Mr Johnson said his government’s British energy security strategy was “rectifying the chronic mistakes of the past and taking the long term decisions that it needs”, adding: “We need to pull our national finger out and get on with Sizewell C.
“This project will create tens of thousands of jobs, it will also power six million homes – that is roughly a fifth of all the homes in the UK – so it’ll help to fix the energy needs, not just of this generation but of the next.”
Earlier this week, the Financial Times reported that by taking a stake in Sizewell C, the government would give confidence to investors about the country’s commitment to new nuclear power stations.
The newspaper also said French state-owned EDF, the project developer, is set to take stake too as part of efforts to remove a Chinese state-backed nuclear energy company from the project.

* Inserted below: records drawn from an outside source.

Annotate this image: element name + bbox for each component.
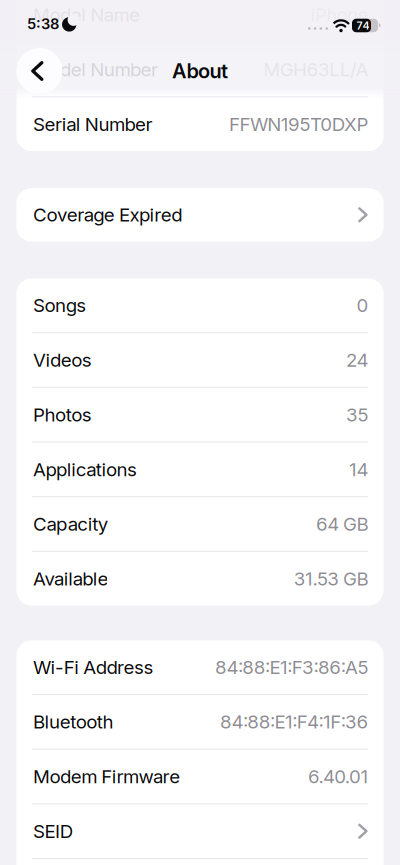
staticText: Bluetooth [33,711,113,733]
staticText: 35 [346,404,368,426]
button[interactable]: Photos [16,388,384,442]
button[interactable]: Modem Firmware [16,750,384,803]
staticText: 64 GB [316,513,368,535]
button[interactable]: Coverage Expired [16,188,384,242]
button[interactable]: Model Number [16,43,384,96]
staticText: 24 [346,349,368,371]
staticText: Modem Firmware [33,766,180,788]
staticText: Coverage Expired [33,204,182,226]
button[interactable]: Back [16,48,62,94]
staticText: Model Name [33,4,140,26]
staticText: 0 [356,294,368,316]
button[interactable]: Bluetooth [16,695,384,749]
staticText: 6.40.01 [308,766,368,788]
button[interactable]: Applications [16,442,384,496]
staticText: Model Number [33,58,158,80]
staticText: FFWN195T0DXP [229,113,368,135]
staticText: 84:88:E1:F3:86:A5 [215,656,368,678]
staticText: Songs [33,294,86,316]
button[interactable]: Serial Number [16,97,384,151]
staticText: 31.53 GB [294,568,368,590]
staticText: Capacity [33,513,108,535]
staticText: About [172,59,228,83]
button[interactable]: SEID [16,804,384,858]
button[interactable]: Capacity [16,497,384,551]
staticText: Wi-Fi Address [33,656,154,678]
button[interactable]: Wi-Fi Address [16,640,384,694]
staticText: Available [33,568,108,590]
staticText: 14 [349,458,368,480]
staticText: Photos [33,404,92,426]
staticText: 84:88:E1:F4:1F:36 [220,711,368,733]
staticText: MGH63LL/A [263,58,368,80]
staticText: Applications [33,458,137,480]
button[interactable]: Videos [16,333,384,387]
button[interactable]: Songs [16,278,384,332]
button[interactable]: Available [16,552,384,606]
staticText: Videos [33,349,92,371]
button[interactable]: Model Name [16,0,384,42]
staticText: iPhone [310,4,368,26]
staticText: Serial Number [33,113,153,135]
staticText: SEID [33,820,73,842]
staticText: 5:38 [27,15,59,33]
staticText: 74 [356,19,370,32]
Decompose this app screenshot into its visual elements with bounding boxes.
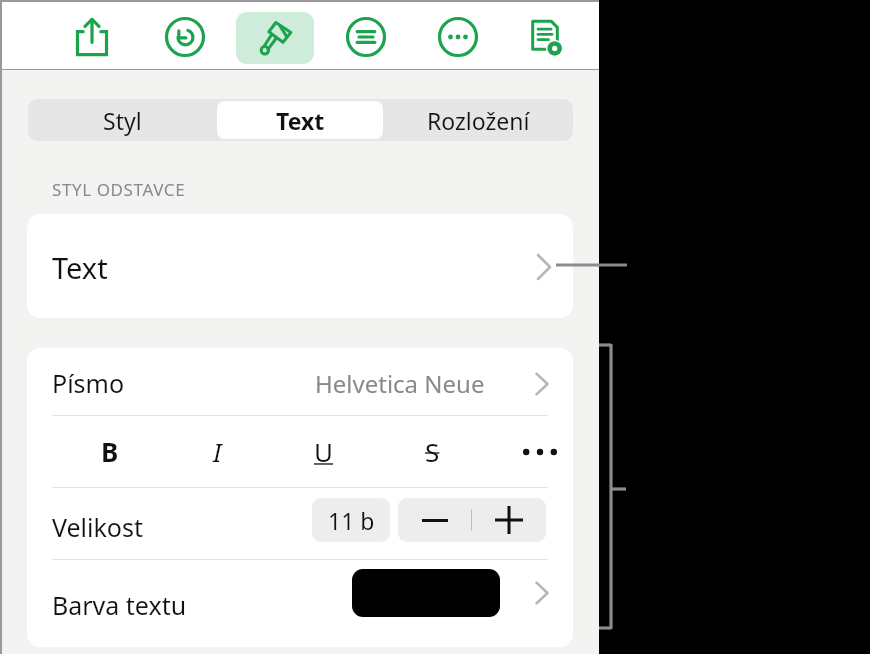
button[interactable]: Text [27, 214, 573, 318]
button[interactable]: Undo [159, 11, 211, 63]
button[interactable]: B [83, 416, 137, 487]
button[interactable]: Text [217, 99, 383, 141]
staticText: B [101, 434, 119, 469]
staticText: Rozložení [427, 105, 530, 136]
button[interactable]: Document options [519, 11, 571, 63]
staticText: Text [52, 248, 108, 287]
staticText: Barva textu [52, 588, 187, 622]
staticText: S [425, 434, 440, 469]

But campaign group Stop Sizewell said the power station was a “vanity project” for the PM that his successor should “consign to the bin”.
They added: “When every penny matters, it’s totally wrong to shackle the next prime minister and billions in taxpayers’ money to this damaging project, whose ballooning cost, lengthy construction, failure-prone technology and long term water supply are so uncertain.”
Mr Johnson said there was “no cultural aversion to nuclear power” in the UK, and the campaign group – who protested outside the site ahead of his speech – we an example of “pure nimbyism”.
He added: “A baby born this year will be getting energy from Sizewell C long after she retires and this new reactor is just a part of our Great British nuclear campaign.”